Despite some positive news on the tax front, however, O’Mara remained highly critical of the state’s ongoing failure to provide localities with meaningful relief from unfunded state mandates.  He continued to stress the ongoing need for New York to provide mandate relief to local governments and school districts in the face of the two-percent property tax cap the state enacted in 2011. The state has taken some important mandate relief actions over the past several years, he said, including long-term pension reform and the takeover of the growth in local Medicaid costs, but it hasn’t been enough to truly transform the state-local partnership.  

“Governor Cuomo might not want to hear it, but many of us plan to keep arguing that the most effective way for the state to get our local property taxpayers out from under America’s heaviest tax burden is through mandate relief,” said O’Mara.  “The state enacted the local property tax cap with a promise to localities and school districts to roll back the heavy burden of unfunded state mandates.  Some meaningful steps have been taken to rein in the cost of Medicaid, for example, but we can’t keep turning our backs on the fact that more needs to be done.  Localities and school districts facing tough fiscal challenges still have their hands tied by too many unfunded state mandates.”

According to O’Mara, other highlights of the final budget include:

-- an overall increase of approximately $1.1 billion in state aid to public schools, including, largely at the insistence of Senate Republicans, a $602-million reduction of the Gap Elimination Adjustment (GEA), approximately $60 million more in GEA relief over last year.  

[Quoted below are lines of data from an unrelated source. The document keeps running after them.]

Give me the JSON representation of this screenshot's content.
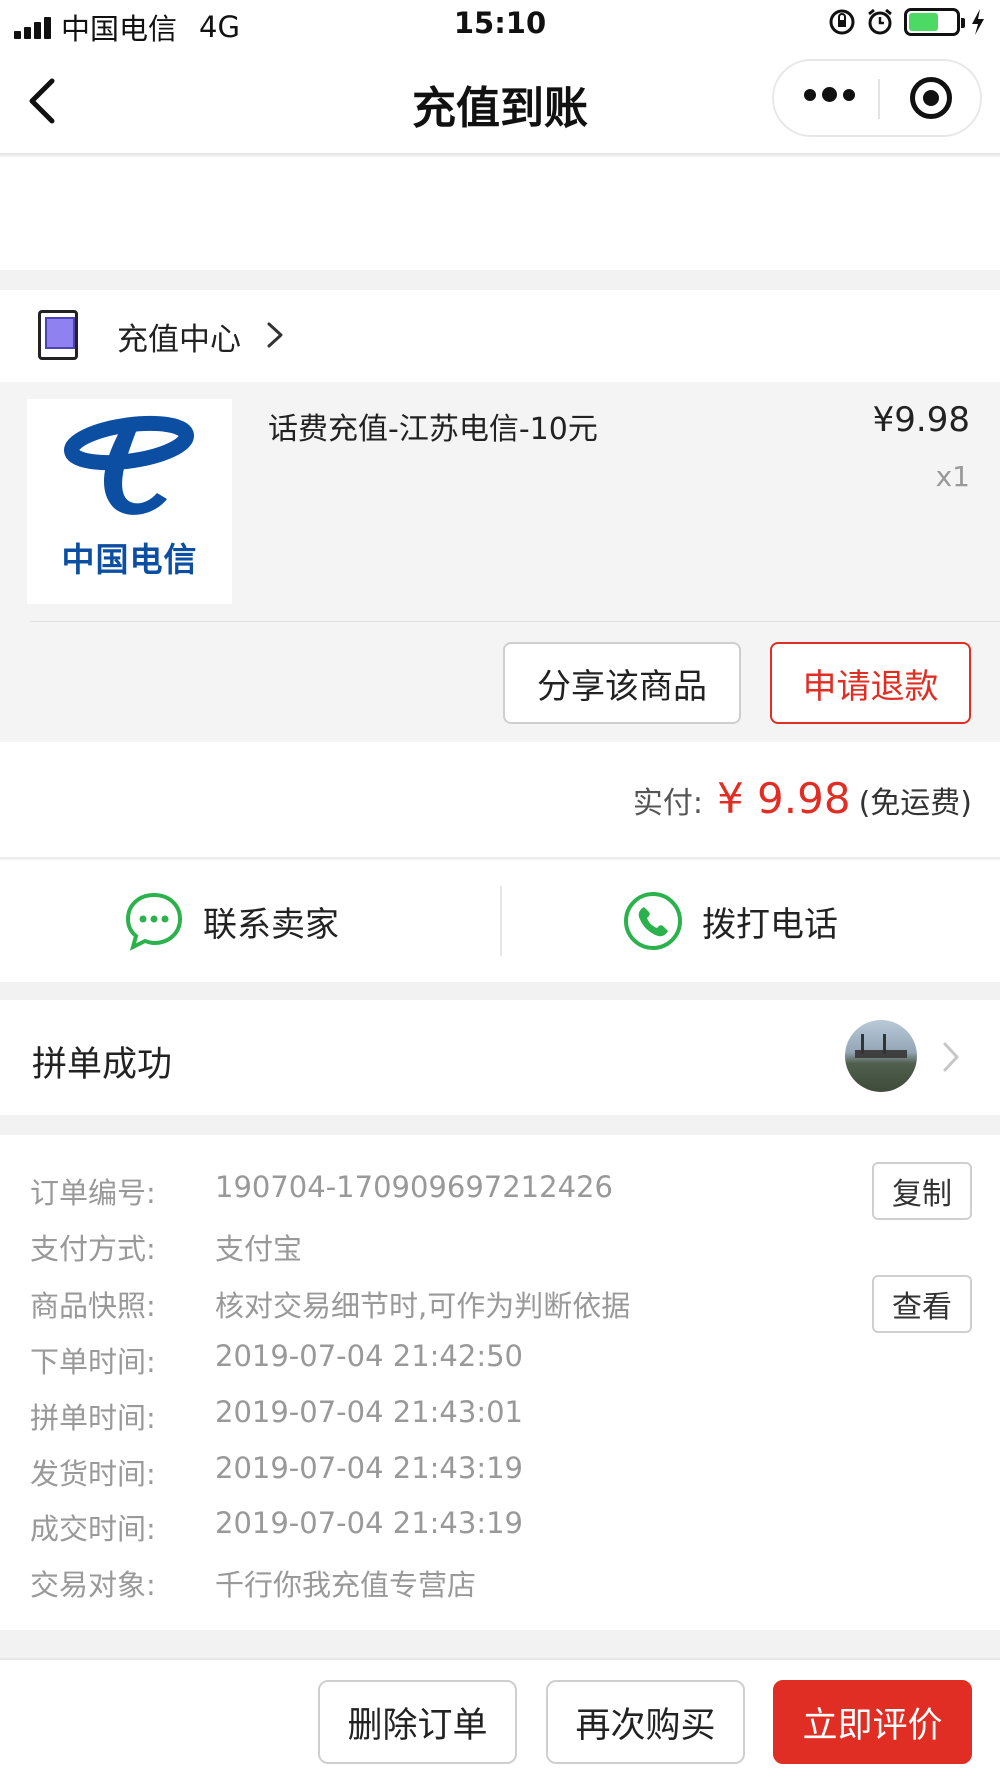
{
  "status_bar": {
    "carrier": "中国电信",
    "network": "4G",
    "time": "15:10",
    "battery_color": "#4cd964"
  },
  "nav": {
    "title": "充值到账",
    "back_icon": "back-arrow-icon",
    "more_icon": "more-dots-icon",
    "close_icon": "miniprogram-close-icon"
  },
  "store": {
    "name": "充值中心",
    "icon": "tablet-icon"
  },
  "product": {
    "logo_text": "中国电信",
    "name": "话费充值-江苏电信-10元",
    "price": "¥9.98",
    "quantity": "x1",
    "share_label": "分享该商品",
    "refund_label": "申请退款"
  },
  "payment": {
    "label": "实付:",
    "amount": "¥ 9.98",
    "note": "(免运费)"
  },
  "contact": {
    "seller_label": "联系卖家",
    "call_label": "拨打电话"
  },
  "group": {
    "title": "拼单成功"
  },
  "details": {
    "rows": [
      {
        "label": "订单编号:",
        "value": "190704-170909697212426",
        "button": "复制"
      },
      {
        "label": "支付方式:",
        "value": "支付宝"
      },
      {
        "label": "商品快照:",
        "value": "核对交易细节时,可作为判断依据",
        "button": "查看"
      },
      {
        "label": "下单时间:",
        "value": "2019-07-04 21:42:50"
      },
      {
        "label": "拼单时间:",
        "value": "2019-07-04 21:43:01"
      },
      {
        "label": "发货时间:",
        "value": "2019-07-04 21:43:19"
      },
      {
        "label": "成交时间:",
        "value": "2019-07-04 21:43:19"
      },
      {
        "label": "交易对象:",
        "value": "千行你我充值专营店"
      }
    ]
  },
  "bottom_bar": {
    "delete_label": "删除订单",
    "rebuy_label": "再次购买",
    "review_label": "立即评价"
  },
  "colors": {
    "accent_red": "#e02e24",
    "wechat_green": "#2bb24c",
    "telecom_blue": "#0b4ea2"
  }
}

“The elimination of the unfair and detrimental Gap Elimination Adjustment remains a top priority for our local school districts. It’s a priority I share and will continue to work toward eliminating completely,” said O’Mara;

-- a rejection of any state funding for a college-for-inmates proposal Cuomo floated earlier this year that drew strong opposition from O’Mara and many other upstate legislators, as well as no funding to expand college tuition assistance for illegal aliens through the so-called “Dream Act”; 

-- the use of Common Core-based test scores for students in grades 3 through 8 will be delayed for two years;

-- an expansion of the number of senior citizens eligible for the EPIC prescription drug program by increasing the income eligibility limits from $35,000 to $75,000 for individuals and from $50,000 to $100,000 for married enrollees.   The budget also includes a $5 million increase in funding for community services for the elderly, such as transportation assistance, respite care, and home delivery meals;

-- maintaining funding for local roads and bridges through the Consolidated Highway Improvement Program (CHIPS) at last year’s increased funding level of $438.1 million and provide additional funding of $40 million to local governments to fix surface road damage and the large number of potholes in the aftermath of this year’s extreme winter;

-- increasing community college base aid by $75 for each full-time equivalent student, which represents a total increase of $15.1 million for SUNY and CUNY community colleges..

Overall, O’Mara said the new budget continues key priorities necessary to exert long-term control over future state spending, including, also for the fourth straight year, keeping a lid on year-to-year state spending growth, keeping it under two-percent again this year.